Chaque année, si des pluies inopportunes, si des chaleurs trop ardentes viennent inspirer quelques craintes sur la récolte prochaine,—ils espèrent une disette,—même peut-être une famine.—Mais ils n’ont pas la patience de l’attendre,—ils accaparent les grains,—et, par toutes sortes de ruses et de moyens honteux de leur part,—aidés de la sottise publique—et de l’incurie de l’administration,—ils trouvent moyen de donner tout de suite au peuple un avant-goût de misère et de jeûne.
Quoi!—parce que le blé de cette année n’est pas encore en fleurs,—parce que les pluies font craindre qu’il ne fleurisse pas bien,—cela augmente la rareté et le prix du blé récolté il y a un an!
Comment ne recherche-t-on pas,—comment ne poursuit-on pas avec persévérance les coupables auteurs de ces infâmes manœuvres, pour les livrer à des peines sévères et méritées?
M. Villemain a dit: «Les professeurs de l’Université ne manquent jamais une occasion de rappeler aux élèves ce qu’ils doivent à Dieu,—à leurs parents,—au roi et à leur pays.»
M. Villemain sait bien que ce n’est pas vrai.
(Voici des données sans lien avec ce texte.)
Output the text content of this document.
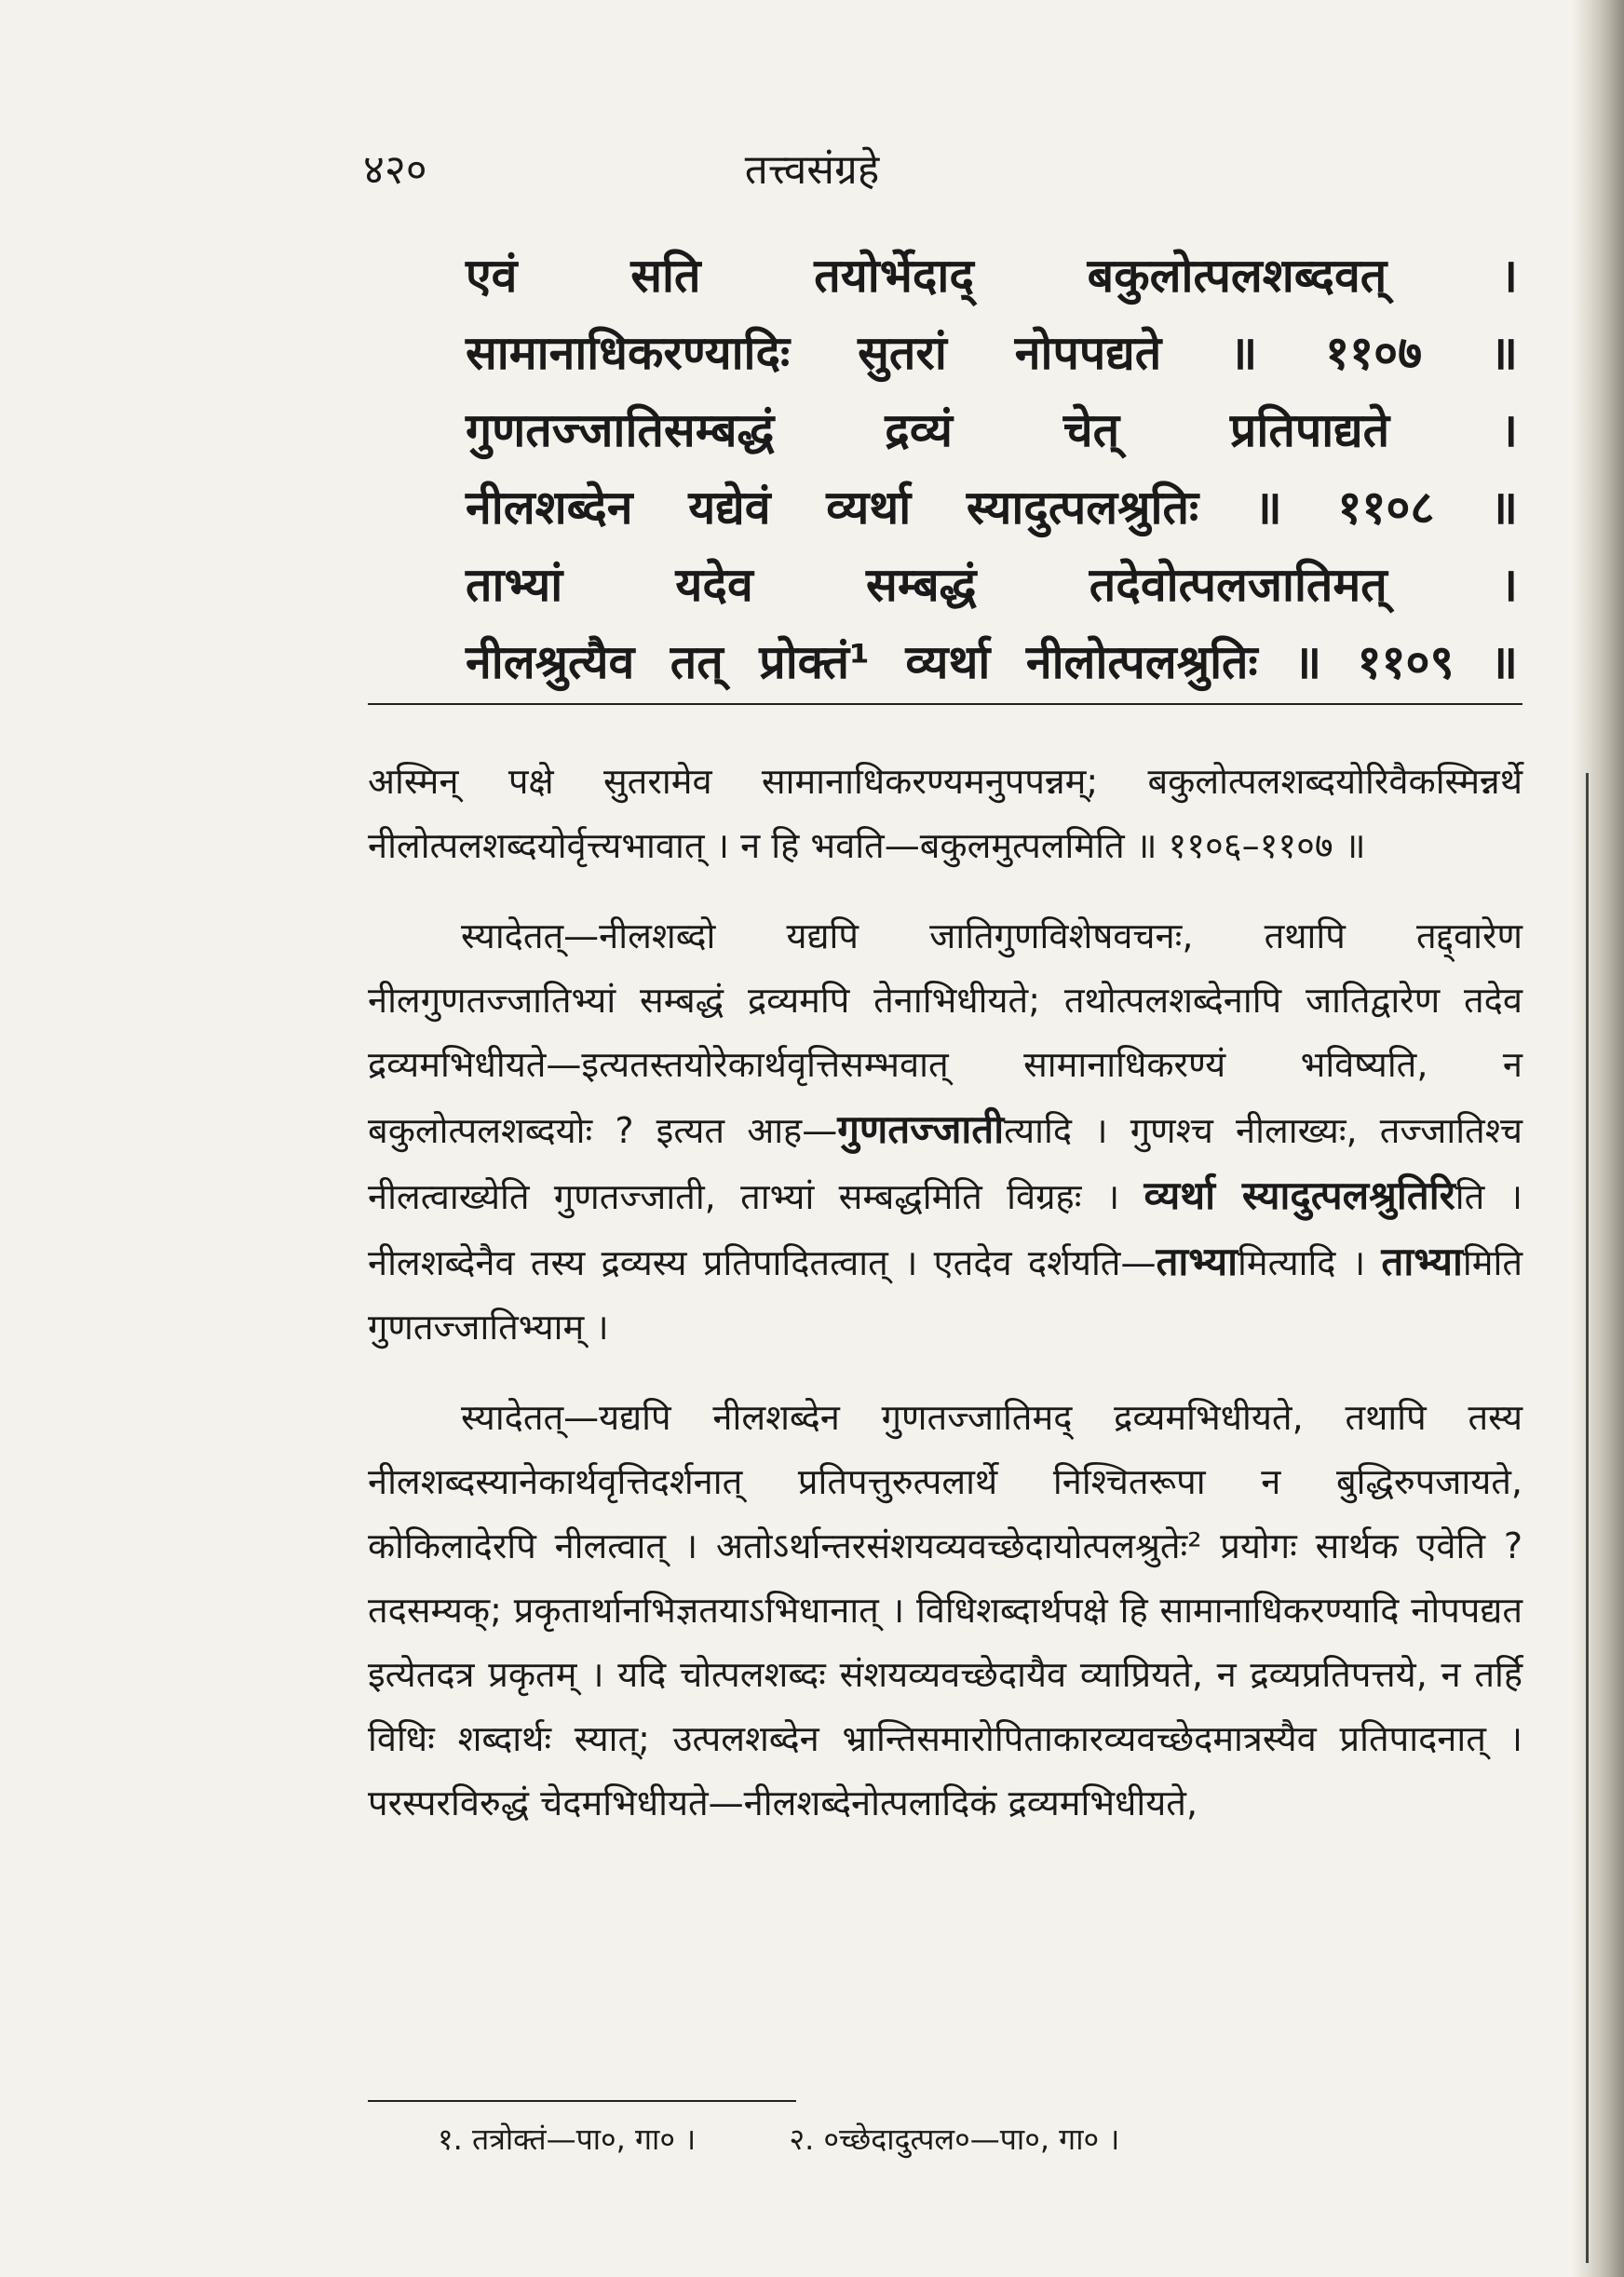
४२०	तत्त्वसंग्रहे
एवं सति तयोर्भेदाद् बकुलोत्पलशब्दवत् ।
सामानाधिकरण्यादिः सुतरां नोपपद्यते ॥ ११०७ ॥
गुणतज्जातिसम्बद्धं द्रव्यं चेत् प्रतिपाद्यते ।
नीलशब्देन यद्येवं व्यर्था स्यादुत्पलश्रुतिः ॥ ११०८ ॥
ताभ्यां यदेव सम्बद्धं तदेवोत्पलजातिमत् ।
नीलश्रुत्यैव तत् प्रोक्तं¹ व्यर्था नीलोत्पलश्रुतिः ॥ ११०९ ॥

अस्मिन् पक्षे सुतरामेव सामानाधिकरण्यमनुपपन्नम्; बकुलोत्पलशब्दयोरिवैकस्मिन्नर्थे नीलोत्पलशब्दयोर्वृत्त्यभावात् । न हि भवति—बकुलमुत्पलमिति ॥ ११०६–११०७ ॥

स्यादेतत्—नीलशब्दो यद्यपि जातिगुणविशेषवचनः, तथापि तद्द्वारेण नीलगुणतज्जातिभ्यां सम्बद्धं द्रव्यमपि तेनाभिधीयते; तथोत्पलशब्देनापि जातिद्वारेण तदेव द्रव्यमभिधीयते—इत्यतस्तयोरेकार्थवृत्तिसम्भवात् सामानाधिकरण्यं भविष्यति, न बकुलोत्पलशब्दयोः ? इत्यत आह—गुणतज्जातीत्यादि । गुणश्च नीलाख्यः, तज्जातिश्च नीलत्वाख्येति गुणतज्जाती, ताभ्यां सम्बद्धमिति विग्रहः । व्यर्था स्यादुत्पलश्रुतिरिति । नीलशब्देनैव तस्य द्रव्यस्य प्रतिपादितत्वात् । एतदेव दर्शयति—ताभ्यामित्यादि । ताभ्यामिति गुणतज्जातिभ्याम् ।

स्यादेतत्—यद्यपि नीलशब्देन गुणतज्जातिमद् द्रव्यमभिधीयते, तथापि तस्य नीलशब्दस्यानेकार्थवृत्तिदर्शनात् प्रतिपत्तुरुत्पलार्थे निश्चितरूपा न बुद्धिरुपजायते, कोकिलादेरपि नीलत्वात् । अतोऽर्थान्तरसंशयव्यवच्छेदायोत्पलश्रुतेः² प्रयोगः सार्थक एवेति ? तदसम्यक्; प्रकृतार्थानभिज्ञतयाऽभिधानात् । विधिशब्दार्थपक्षे हि सामानाधिकरण्यादि नोपपद्यत इत्येतदत्र प्रकृतम् । यदि चोत्पलशब्दः संशयव्यवच्छेदायैव व्याप्रियते, न द्रव्यप्रतिपत्तये, न तर्हि विधिः शब्दार्थः स्यात्; उत्पलशब्देन भ्रान्तिसमारोपिताकारव्यवच्छेदमात्रस्यैव प्रतिपादनात् । परस्परविरुद्धं चेदमभिधीयते—नीलशब्देनोत्पलादिकं द्रव्यमभिधीयते,

१. तत्रोक्तं—पा०, गा० ।	२. ०च्छेदादुत्पल०—पा०, गा० ।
En septième, on traduit l’Epitome historiæ græcæ, et l’on fait des pensums;—en sixième, le de Viris illustribus,—et l’on fait des pensums;—en cinquième, Cornelius Nepos,—et le Selectæ e profanis scriptoribus historiæ,—et l’on fait des pensums, etc., etc.—Mais de morale,—mais de devoirs, mais de raison, pas un mot.—On appelle devoirs, au collége, les thèmes et les versions,—et on n’en connaît pas d’autres.
Il est une alliance d’idées monstrueuses,—qu’il était réservé à notre époque d’oser faire,—je veux parler d’honneurs clandestins.
Les Guêpes ont déjà parlé de la manière honteuse dont on distribue aujourd’hui les médailles après l’exposition de peinture.—Autrefois, le roi lui-même—les distribuait publiquement,—et le Moniteur—imprimait les noms heureux.—Aujourd’hui on apprend de temps en temps, tantôt par un journal, tantôt par un autre, que M. un tel ou madame trois étoiles a reçu une médaille d’or pour un tableau remarqué à l’exposition.
On ne saurait croire combien d’images grotesques sont ainsi honorées d’une récompense que l’on déshonore. Quelques médailles méritées—sont données par je ne sais quel subalterne, qui écrit au peintre désigné de venir chercher sa médaille chez lui. Si le peintre n’a pas d’amis dans quelque journal,—personne ne sait rien du prix qu’il a obtenu.